5 WIERSZY O ROŚLINACH.



Korzystając z okazji do zadumy i wewnętrznego rozwoju, poszukujemy ogrodniczych inspiracji także w poezji. Dlatego dla wielbicieli roślin i liryki przygotowaliśmy na dziś 5 najpiękniejszych wierszy o roślinach. Oby dodały otuchy i wywołały na twarzach choćby krótki, lecz dogłębny uśmiech.

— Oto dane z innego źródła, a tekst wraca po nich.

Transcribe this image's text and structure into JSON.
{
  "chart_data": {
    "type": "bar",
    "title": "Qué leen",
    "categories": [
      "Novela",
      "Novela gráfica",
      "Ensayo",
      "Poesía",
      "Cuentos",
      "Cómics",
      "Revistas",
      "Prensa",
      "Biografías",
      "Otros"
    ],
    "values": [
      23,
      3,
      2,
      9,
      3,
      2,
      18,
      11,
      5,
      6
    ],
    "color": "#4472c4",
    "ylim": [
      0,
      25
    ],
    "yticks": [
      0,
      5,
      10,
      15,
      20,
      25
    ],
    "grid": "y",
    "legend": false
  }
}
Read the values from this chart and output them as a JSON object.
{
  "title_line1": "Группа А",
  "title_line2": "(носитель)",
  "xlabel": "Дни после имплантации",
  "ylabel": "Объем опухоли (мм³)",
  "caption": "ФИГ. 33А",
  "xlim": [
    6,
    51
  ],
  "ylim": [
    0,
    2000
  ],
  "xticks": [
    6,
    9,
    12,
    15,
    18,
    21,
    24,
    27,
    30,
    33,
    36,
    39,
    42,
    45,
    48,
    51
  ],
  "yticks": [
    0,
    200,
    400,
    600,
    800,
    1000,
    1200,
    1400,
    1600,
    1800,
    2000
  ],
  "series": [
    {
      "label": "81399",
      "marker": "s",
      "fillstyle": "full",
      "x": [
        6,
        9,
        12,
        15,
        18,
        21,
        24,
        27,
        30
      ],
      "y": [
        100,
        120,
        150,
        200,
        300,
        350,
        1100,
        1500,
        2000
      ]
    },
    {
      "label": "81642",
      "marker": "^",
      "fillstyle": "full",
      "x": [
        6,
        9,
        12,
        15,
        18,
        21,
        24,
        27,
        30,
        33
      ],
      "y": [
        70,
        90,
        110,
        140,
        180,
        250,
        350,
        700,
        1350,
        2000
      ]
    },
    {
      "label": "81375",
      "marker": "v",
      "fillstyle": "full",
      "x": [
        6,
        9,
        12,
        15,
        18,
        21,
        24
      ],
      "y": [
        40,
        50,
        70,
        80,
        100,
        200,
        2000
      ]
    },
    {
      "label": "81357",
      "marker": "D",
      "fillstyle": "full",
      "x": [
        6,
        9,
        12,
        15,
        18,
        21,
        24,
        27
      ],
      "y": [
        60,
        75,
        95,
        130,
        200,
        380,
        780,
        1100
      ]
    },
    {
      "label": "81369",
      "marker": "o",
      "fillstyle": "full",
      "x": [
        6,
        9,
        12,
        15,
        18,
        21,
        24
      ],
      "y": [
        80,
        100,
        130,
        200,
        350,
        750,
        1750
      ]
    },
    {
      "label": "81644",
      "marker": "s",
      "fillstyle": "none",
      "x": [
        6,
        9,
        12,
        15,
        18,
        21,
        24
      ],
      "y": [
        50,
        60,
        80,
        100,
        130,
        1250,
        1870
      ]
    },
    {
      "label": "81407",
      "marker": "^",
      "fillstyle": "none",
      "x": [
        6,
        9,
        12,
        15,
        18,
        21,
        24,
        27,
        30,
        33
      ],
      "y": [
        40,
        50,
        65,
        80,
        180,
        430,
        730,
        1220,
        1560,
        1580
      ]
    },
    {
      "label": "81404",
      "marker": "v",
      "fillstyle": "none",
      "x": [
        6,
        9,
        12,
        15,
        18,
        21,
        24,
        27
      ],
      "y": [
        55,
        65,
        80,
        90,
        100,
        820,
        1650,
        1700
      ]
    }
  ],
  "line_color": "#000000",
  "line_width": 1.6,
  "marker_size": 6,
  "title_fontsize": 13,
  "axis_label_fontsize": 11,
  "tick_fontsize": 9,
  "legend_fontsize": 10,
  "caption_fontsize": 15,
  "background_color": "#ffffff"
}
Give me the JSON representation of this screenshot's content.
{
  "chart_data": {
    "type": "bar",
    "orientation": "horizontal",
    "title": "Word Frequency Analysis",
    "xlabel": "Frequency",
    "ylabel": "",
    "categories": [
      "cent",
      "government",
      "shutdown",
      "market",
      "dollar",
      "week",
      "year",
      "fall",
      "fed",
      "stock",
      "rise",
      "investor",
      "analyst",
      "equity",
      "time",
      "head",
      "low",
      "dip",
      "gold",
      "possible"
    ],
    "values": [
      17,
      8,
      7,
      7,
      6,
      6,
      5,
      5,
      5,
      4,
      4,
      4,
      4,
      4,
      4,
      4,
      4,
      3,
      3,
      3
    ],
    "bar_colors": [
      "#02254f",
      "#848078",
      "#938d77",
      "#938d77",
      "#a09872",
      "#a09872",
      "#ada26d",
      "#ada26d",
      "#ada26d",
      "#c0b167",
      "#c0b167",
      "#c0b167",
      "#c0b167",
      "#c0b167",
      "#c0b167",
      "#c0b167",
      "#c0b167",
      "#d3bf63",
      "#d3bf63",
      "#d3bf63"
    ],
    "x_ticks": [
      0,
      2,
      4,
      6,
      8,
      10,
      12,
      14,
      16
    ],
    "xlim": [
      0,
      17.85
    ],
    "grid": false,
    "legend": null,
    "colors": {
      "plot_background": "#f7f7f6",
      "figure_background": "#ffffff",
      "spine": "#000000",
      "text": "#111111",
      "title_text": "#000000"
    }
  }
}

1) Bolesław Ziaja – Kwiaty są jak wiersze

Kwiaty są jak wiersze, to poezja ziemi,

zakochany jestem w niej po same uszy, 

napisane barwą, zawsze w tle zieleni, 

dostarczają zmysłom najpiękniejszych wzruszeń. 

 

Każda kwietna fraza zapachem odurza, 

roznoszonym wiatrem najsilniej wieczorem,

w lotnych aromatach myśli swe zanurzam,

niezależnie w jaką zakwitają porę. 

 

Kwiaty są muzyką, więc ucha nadstawiam,

dźwięczą w metaforach dodając im znaczeń,

coraz inną muzę co dzień z nich wyławiam 

i dopóki żyję, nie umiem inaczej


2) Leopold Staff – Ogród przedziwny

W przedziwnym mieszkam ogrodzie,
Gdzie żyją kwiaty i dzieci
I gdzie po słońca zachodzie
Uśmiech nam z oczu świeci.

Wodotrysk bije tu dziwny,
Co śpiewa, jak śmiech i łkanie;
Krzew nad nim rośnie oliwny
Cichy jak pojednanie.

Różom, co cały rok wiernie
Kwitną i słodycz ślą woni,
Obwiązujemy lnem ciernie,
By nie raniły nam dłoni.

Żywim rój ptaków, co budzi
Ze snu nas rannym powiewem,
Ucząc nas iść między ludzi
Z dobrą nowiną i śpiewem.

I mamy ule bartnicze,
Co każą w pszczół nam iść ślady
I zbierać jeno słodycze
Z kwiatów, co kryją i jady.

I pielęgnujem murawę,
Plewiąc z niej chwasty i osty,
By każdy, patrząc na trawę,
Duszą, jak trawa, był prosty.


3) Wisława Szymborska – Milczenie roślin

Jednostronna znajomość między mną a wami
rozwija się nie najgorzej.
Wiem co listek, co płatek, kłos, szyszka, łodyga,
i co się z wami dzieje w kwietniu, a co w grudniu.
Chociaż moja ciekawość jest bez wzajemności,
nad niektórymi schylam się specjalnie,
a ku niektórym z was zadzieram głowę.

Macie u mnie imiona:
klon, łopian, przylaszczka,
wrzos, jałowiec, jemioła, niezapominajka,
a ja u was żadnego.

Podróż nasza jest wspólna.
W czasie wspólnych podróży rozmawia się przecież,
wymienia się uwagi choćby o pogodzie,
albo o stacjach mijanych w rozpędzie.

Nie brakłoby tematów, bo łączy nas wiele.
Ta sama gwiazda trzyma nas w zasięgu.
Rzucamy cienie na tych samych prawach.
Próbujemy coś wiedzieć, każde na swój sposób,
a to, czego nie wiemy, to też podobieństwo.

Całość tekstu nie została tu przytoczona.